Do different animals behave differently in front of camera? Given the chance, what films would they make? When plants grow uncontrollably, is it a source of horror or an amazing opportunity? If rocks could think and feel, what would they say? Where is the border, if indeed there is one, between the natural and the man-made? And how can film, with its set of tools and its specific way of seeing the world, help us to understand the relationship between humans and nature at a time in which this link is increasingly fraught?
The Nature Camera is a film series which gathers recent films in different genres — fiction, documentary, essay, experimental film — from different countries around the world, works with their gaze fixed on the relationship between the human and the non-human. The eight sessions in the series combine short, medium- and feature-length films by emerging artists and by established names, some of whom have devoted their whole career to examining how we relate to the natural world.
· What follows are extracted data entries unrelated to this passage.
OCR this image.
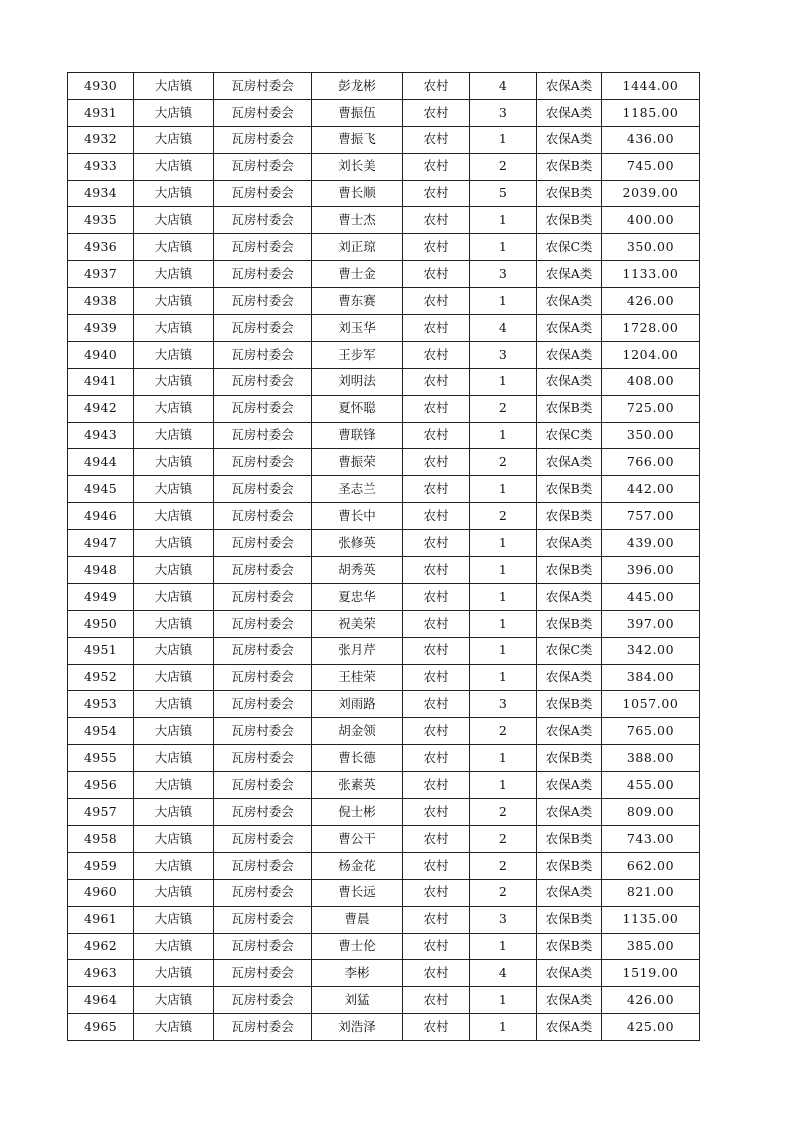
4930	大店镇	瓦房村委会	彭龙彬	农村	4	农保A类	1444.00
4931	大店镇	瓦房村委会	曹振伍	农村	3	农保A类	1185.00
4932	大店镇	瓦房村委会	曹振飞	农村	1	农保A类	436.00
4933	大店镇	瓦房村委会	刘长美	农村	2	农保B类	745.00
4934	大店镇	瓦房村委会	曹长顺	农村	5	农保B类	2039.00
4935	大店镇	瓦房村委会	曹士杰	农村	1	农保B类	400.00
4936	大店镇	瓦房村委会	刘正琼	农村	1	农保C类	350.00
4937	大店镇	瓦房村委会	曹士金	农村	3	农保A类	1133.00
4938	大店镇	瓦房村委会	曹东赛	农村	1	农保A类	426.00
4939	大店镇	瓦房村委会	刘玉华	农村	4	农保A类	1728.00
4940	大店镇	瓦房村委会	王步军	农村	3	农保A类	1204.00
4941	大店镇	瓦房村委会	刘明法	农村	1	农保A类	408.00
4942	大店镇	瓦房村委会	夏怀聪	农村	2	农保B类	725.00
4943	大店镇	瓦房村委会	曹联锋	农村	1	农保C类	350.00
4944	大店镇	瓦房村委会	曹振荣	农村	2	农保A类	766.00
4945	大店镇	瓦房村委会	圣志兰	农村	1	农保B类	442.00
4946	大店镇	瓦房村委会	曹长中	农村	2	农保B类	757.00
4947	大店镇	瓦房村委会	张修英	农村	1	农保A类	439.00
4948	大店镇	瓦房村委会	胡秀英	农村	1	农保B类	396.00
4949	大店镇	瓦房村委会	夏忠华	农村	1	农保A类	445.00
4950	大店镇	瓦房村委会	祝美荣	农村	1	农保B类	397.00
4951	大店镇	瓦房村委会	张月芹	农村	1	农保C类	342.00
4952	大店镇	瓦房村委会	王桂荣	农村	1	农保A类	384.00
4953	大店镇	瓦房村委会	刘雨路	农村	3	农保B类	1057.00
4954	大店镇	瓦房村委会	胡金领	农村	2	农保A类	765.00
4955	大店镇	瓦房村委会	曹长德	农村	1	农保B类	388.00
4956	大店镇	瓦房村委会	张素英	农村	1	农保A类	455.00
4957	大店镇	瓦房村委会	倪士彬	农村	2	农保A类	809.00
4958	大店镇	瓦房村委会	曹公干	农村	2	农保B类	743.00
4959	大店镇	瓦房村委会	杨金花	农村	2	农保B类	662.00
4960	大店镇	瓦房村委会	曹长远	农村	2	农保A类	821.00
4961	大店镇	瓦房村委会	曹晨	农村	3	农保B类	1135.00
4962	大店镇	瓦房村委会	曹士伦	农村	1	农保B类	385.00
4963	大店镇	瓦房村委会	李彬	农村	4	农保A类	1519.00
4964	大店镇	瓦房村委会	刘猛	农村	1	农保A类	426.00
4965	大店镇	瓦房村委会	刘浩泽	农村	1	农保A类	425.00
The works explore a broad variety of questions from new, non-anthropomorphic perspectives, blurring the boundaries established between nature and culture and demonstrating film’s staggering versatility in painting a picture of the natural world surrounding us when animals, minerals and plants take centre stage. Further, listening to nature becomes necessary for comprehending the magnitude of our impact on the planet, with film the perfect medium for such purposes.
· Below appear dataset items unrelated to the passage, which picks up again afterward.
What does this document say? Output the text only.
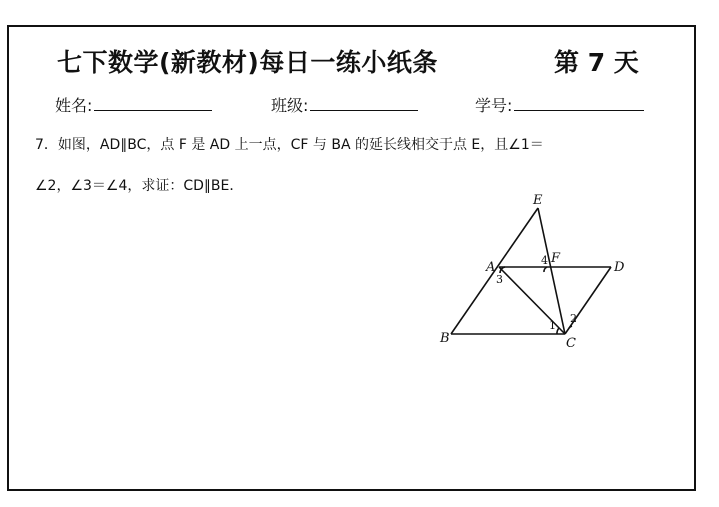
七下数学(新教材)每日一练小纸条	第 7 天
姓名:	班级:	学号:
7．如图，AD∥BC，点 F 是 AD 上一点，CF 与 BA 的延长线相交于点 E，且∠1＝
∠2，∠3＝∠4，求证：CD∥BE．
E
A
F
D
B	C
1
2
3
4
Accordingly, the films in this series contain the buzz of insects flying around a bed at night, an elephant trumpeting as it crosses the jungle, the incessant babbling of a stream and the wind that blows on deserted islands; a cinematic submersion in place without leaving the film theatre. They contain a large feline and an alligator ambling around an apartment, observe extinct species or a view of the world through the eyes of animals when they take control of the camera. It is possible to be stunned by plants that open a path through concrete or spread over our flesh, making us reach elated states of contemplation and, at the same time, understand the extent to which survival depends on human technology. We can feel the shaking and quaking of the earth around us, wander around landscapes created by our actions and imagine a time in which rocks are the only things that endure.